Il n’est pas inutile d’exploiter un parallèle dont à la fois la proximité et la distance stimuleront la réflexion. L’empirisme et le rationalisme classiques (Bacon, Locke, Descartes, Spinoza) considèrent la catégorie de cause comme cruciale à toute description fondamentale du monde. L’étiologie (doctrine des causes) était une part centrale de tous systèmes ou de toutes réflexions philosophique au 17ième siècle. La notion même de système ontologique, battue en brèche notamment après Hegel au 19ième siècle, reposait sur un dispositif de causalités voulues descriptibles. Pour bien faire sentir la distance de la sensibilité philosophique contemporaine face à l’étiologie des premiers modernes, un seul exemple suffit.
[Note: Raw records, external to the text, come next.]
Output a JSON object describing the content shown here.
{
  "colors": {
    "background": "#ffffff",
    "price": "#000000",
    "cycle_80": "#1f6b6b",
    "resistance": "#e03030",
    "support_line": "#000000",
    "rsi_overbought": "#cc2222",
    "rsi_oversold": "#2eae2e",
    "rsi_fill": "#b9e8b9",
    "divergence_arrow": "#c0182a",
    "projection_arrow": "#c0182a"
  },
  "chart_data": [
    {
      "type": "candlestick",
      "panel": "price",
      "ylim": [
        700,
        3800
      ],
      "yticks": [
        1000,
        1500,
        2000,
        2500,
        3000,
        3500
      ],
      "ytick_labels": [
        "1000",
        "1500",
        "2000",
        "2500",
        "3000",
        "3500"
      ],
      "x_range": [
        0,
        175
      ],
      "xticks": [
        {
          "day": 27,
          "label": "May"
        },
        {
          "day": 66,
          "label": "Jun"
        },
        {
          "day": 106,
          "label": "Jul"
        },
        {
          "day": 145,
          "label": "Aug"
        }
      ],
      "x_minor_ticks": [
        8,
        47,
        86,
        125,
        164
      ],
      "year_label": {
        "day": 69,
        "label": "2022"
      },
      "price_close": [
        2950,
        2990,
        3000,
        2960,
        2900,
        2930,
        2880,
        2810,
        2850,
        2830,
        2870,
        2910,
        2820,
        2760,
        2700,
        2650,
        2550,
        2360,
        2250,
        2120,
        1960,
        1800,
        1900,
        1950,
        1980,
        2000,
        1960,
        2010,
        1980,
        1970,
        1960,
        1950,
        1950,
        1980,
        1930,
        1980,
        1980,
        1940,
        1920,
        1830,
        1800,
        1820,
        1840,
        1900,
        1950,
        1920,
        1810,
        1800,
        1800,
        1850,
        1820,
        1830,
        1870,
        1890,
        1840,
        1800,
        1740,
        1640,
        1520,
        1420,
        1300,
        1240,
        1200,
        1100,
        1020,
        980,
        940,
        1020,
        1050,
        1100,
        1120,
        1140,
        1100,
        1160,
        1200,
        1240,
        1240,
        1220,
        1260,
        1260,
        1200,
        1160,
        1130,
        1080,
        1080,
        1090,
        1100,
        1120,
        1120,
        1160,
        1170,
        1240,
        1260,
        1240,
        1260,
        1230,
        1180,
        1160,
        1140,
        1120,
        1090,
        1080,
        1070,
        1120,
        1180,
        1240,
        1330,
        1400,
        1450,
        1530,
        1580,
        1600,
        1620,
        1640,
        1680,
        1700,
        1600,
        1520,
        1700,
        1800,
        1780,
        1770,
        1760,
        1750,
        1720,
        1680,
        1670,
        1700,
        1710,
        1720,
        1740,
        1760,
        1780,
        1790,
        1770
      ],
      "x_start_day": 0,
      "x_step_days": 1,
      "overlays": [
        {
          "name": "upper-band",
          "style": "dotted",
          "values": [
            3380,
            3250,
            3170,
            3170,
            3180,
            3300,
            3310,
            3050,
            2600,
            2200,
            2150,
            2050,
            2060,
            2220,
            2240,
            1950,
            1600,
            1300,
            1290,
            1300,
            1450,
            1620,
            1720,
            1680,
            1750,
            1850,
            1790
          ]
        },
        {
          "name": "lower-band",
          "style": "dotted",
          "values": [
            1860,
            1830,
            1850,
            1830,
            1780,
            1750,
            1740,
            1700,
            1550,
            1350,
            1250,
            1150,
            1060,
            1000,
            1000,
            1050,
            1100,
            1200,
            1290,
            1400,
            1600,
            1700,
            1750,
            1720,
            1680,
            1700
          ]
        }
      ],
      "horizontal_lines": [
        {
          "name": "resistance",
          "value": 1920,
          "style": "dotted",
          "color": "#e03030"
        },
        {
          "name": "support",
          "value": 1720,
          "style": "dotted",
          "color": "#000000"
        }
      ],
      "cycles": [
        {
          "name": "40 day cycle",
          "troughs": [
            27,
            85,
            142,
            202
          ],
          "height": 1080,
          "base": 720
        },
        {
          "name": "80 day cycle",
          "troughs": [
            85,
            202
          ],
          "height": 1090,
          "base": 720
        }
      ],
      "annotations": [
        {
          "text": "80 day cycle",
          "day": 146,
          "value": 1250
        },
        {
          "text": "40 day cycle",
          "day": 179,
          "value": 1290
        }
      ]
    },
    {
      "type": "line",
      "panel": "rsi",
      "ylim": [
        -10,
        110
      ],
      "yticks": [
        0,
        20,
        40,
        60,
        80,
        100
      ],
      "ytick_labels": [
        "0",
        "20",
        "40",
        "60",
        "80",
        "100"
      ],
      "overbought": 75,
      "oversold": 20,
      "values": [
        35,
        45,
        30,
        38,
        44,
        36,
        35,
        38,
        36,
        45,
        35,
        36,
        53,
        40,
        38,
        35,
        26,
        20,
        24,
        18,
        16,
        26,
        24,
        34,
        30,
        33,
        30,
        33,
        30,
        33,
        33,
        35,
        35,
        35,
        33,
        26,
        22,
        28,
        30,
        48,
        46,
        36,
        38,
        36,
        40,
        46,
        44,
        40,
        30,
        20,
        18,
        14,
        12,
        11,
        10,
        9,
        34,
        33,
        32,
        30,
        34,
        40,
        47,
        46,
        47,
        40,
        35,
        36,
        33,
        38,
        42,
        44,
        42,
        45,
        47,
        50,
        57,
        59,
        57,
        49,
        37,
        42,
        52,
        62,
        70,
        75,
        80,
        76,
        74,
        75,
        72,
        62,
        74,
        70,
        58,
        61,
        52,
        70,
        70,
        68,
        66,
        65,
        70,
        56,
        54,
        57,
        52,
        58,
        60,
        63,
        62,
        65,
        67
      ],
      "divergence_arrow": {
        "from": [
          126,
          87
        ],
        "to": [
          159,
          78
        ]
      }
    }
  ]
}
Spinoza:

« QUELLES SONT LES CAUSES DU CHANGEMENT? – Pour entendre plus distinctement ce qui reste à dire ici, il faut bien voir que tout changement provient ou de causes externes –que le sujet le veuille ou non– ou d’une cause interne et par le choix du dit sujet. Par exemple, noircir, être malade, grandir et autres choses semblables sont dus chez l’homme à des causes externes; et ceci contre la volonté du sujet ou au contraire selon son désir; mais vouloir se promener, être en colère, etc., sont dus à des causes internes.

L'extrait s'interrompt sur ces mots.